“Everything has its beauty, but not everyone sees it”. — Confucius
Another oft heard of phrase connects beauty and the act of appreciation; “beauty is in the eye of the beholder”. It is never easy to define beauty, or even claim that one has beheld ideal beauty; that one true encapsulation of ethereal perfection. As the earlier words of wisdom suggest, the concept of beauty, and the appreciation of beauty are extremely subjective. What we do have is societal convention, and don’t we all try to fall in line?
It seems that as we progress, and become better at things such as aging research or cosmetic reconstruction, the definition of beauty changes dimension. What strikes us or our peers as beautiful? Does the list of questions in the indent sound familiar?
“Beauty is being skinny. Beauty means having flawless skin. Beauty is being tall. Beauty means having an angled jaw. Beauty means having a perfectly proportioned face. Beauty means having luscious lips. Beauty is what our friends think is beautiful. Beauty is self confidence.”
Can we ever describe beauty and do we measure up? What of beauty’s role in attracting the opposite sex? Science Centre Singapore’s upcoming exhibition entitled Uniquely You aims to encourage thought and conversation on this subject. We ask if beauty is a measure of fertility, or a remnant of our evolutionary past which guides us toward finding the fittest mate. We ask if facial symmetry has anything to do with attractiveness, or, if the choice of a mate is heavily influenced by the popularity of a candidate amongst our peers. We ask if science should be applied to the task of measuring beauty.
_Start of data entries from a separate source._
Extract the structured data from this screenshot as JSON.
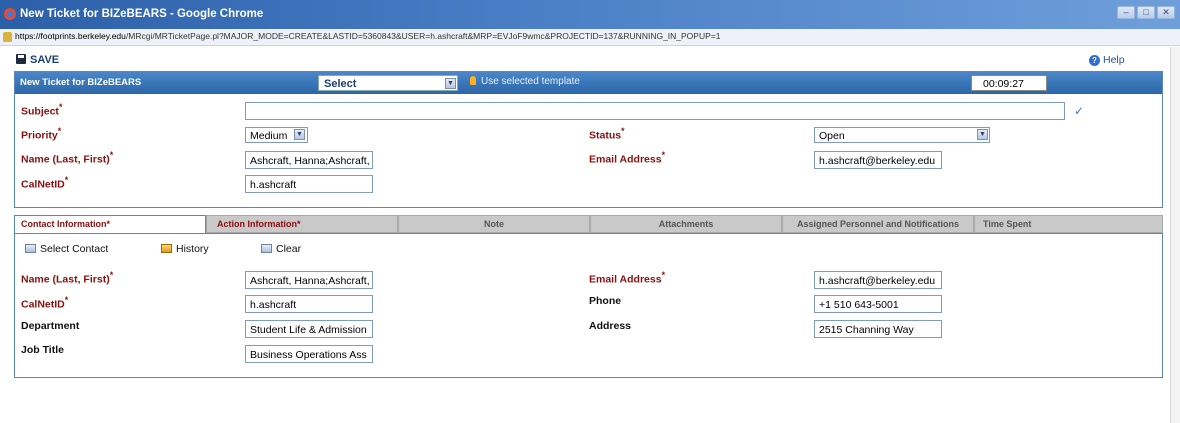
{
  "window": {
    "title": "New Ticket for BIZeBEARS - Google Chrome",
    "url_host": "https://footprints.berkeley.edu",
    "url_rest": "/MRcgi/MRTicketPage.pl?MAJOR_MODE=CREATE&LASTID=5360843&USER=h.ashcraft&MRP=EVJoF9wmc&PROJECTID=137&RUNNING_IN_POPUP=1",
    "min_glyph": "–",
    "max_glyph": "□",
    "close_glyph": "✕"
  },
  "toolbar": {
    "save_label": "SAVE",
    "help_label": "Help"
  },
  "header": {
    "title": "New Ticket for BIZeBEARS",
    "template_select": "Select",
    "use_template": "Use selected template",
    "timer": "00:09:27"
  },
  "ticket": {
    "subject_label": "Subject",
    "subject_value": "",
    "priority_label": "Priority",
    "priority_value": "Medium",
    "status_label": "Status",
    "status_value": "Open",
    "name_label": "Name (Last, First)",
    "name_value": "Ashcraft, Hanna;Ashcraft,",
    "email_label": "Email Address",
    "email_value": "h.ashcraft@berkeley.edu",
    "calnet_label": "CalNetID",
    "calnet_value": "h.ashcraft",
    "required_mark": "*"
  },
  "tabs": [
    {
      "label": "Contact Information*"
    },
    {
      "label": "Action Information*"
    },
    {
      "label": "Note"
    },
    {
      "label": "Attachments"
    },
    {
      "label": "Assigned Personnel and Notifications"
    },
    {
      "label": "Time Spent"
    }
  ],
  "contact_tools": {
    "select_contact": "Select Contact",
    "history": "History",
    "clear": "Clear"
  },
  "contact": {
    "name_label": "Name (Last, First)",
    "name_value": "Ashcraft, Hanna;Ashcraft,",
    "email_label": "Email Address",
    "email_value": "h.ashcraft@berkeley.edu",
    "calnet_label": "CalNetID",
    "calnet_value": "h.ashcraft",
    "phone_label": "Phone",
    "phone_value": "+1 510 643-5001",
    "department_label": "Department",
    "department_value": "Student Life & Admission",
    "address_label": "Address",
    "address_value": "2515 Channing Way",
    "jobtitle_label": "Job Title",
    "jobtitle_value": "Business Operations Ass"
  }
}
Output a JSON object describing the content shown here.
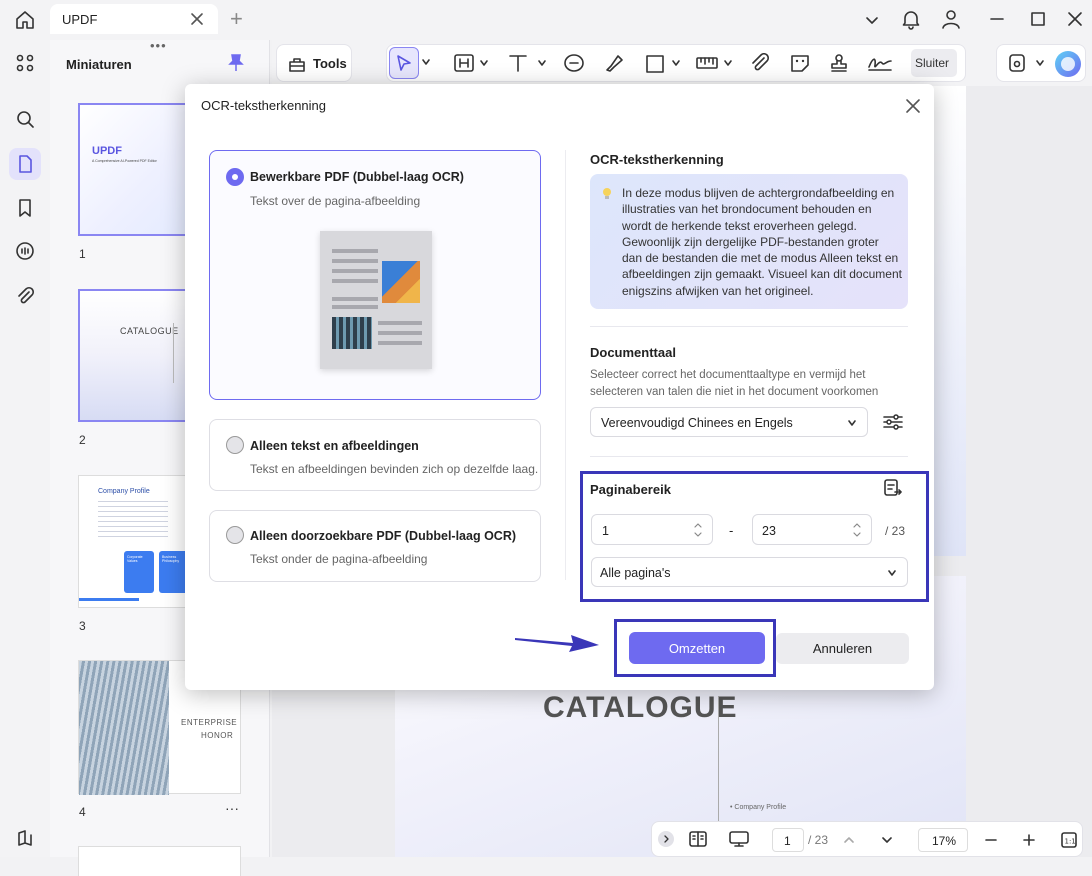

Is the Golden Ratio a prescriptive way for such measurement?
Personally, I feel after having researched this topic for a while, that on the topic of beauty we will still fall prey to our own bias. Whilst societal conventions might dictate what is beautiful , there is no substitute for confidence and the beauty of character. So it is not wrong to try to fit in, but we should not need to go to the extremes to satisfy the need to belong to a prescriptive ideal. Like Confucius, I do believe that beauty resides in everyone and everything, it just boils down to how to savour such beauty than how to decide what is more or most beautiful.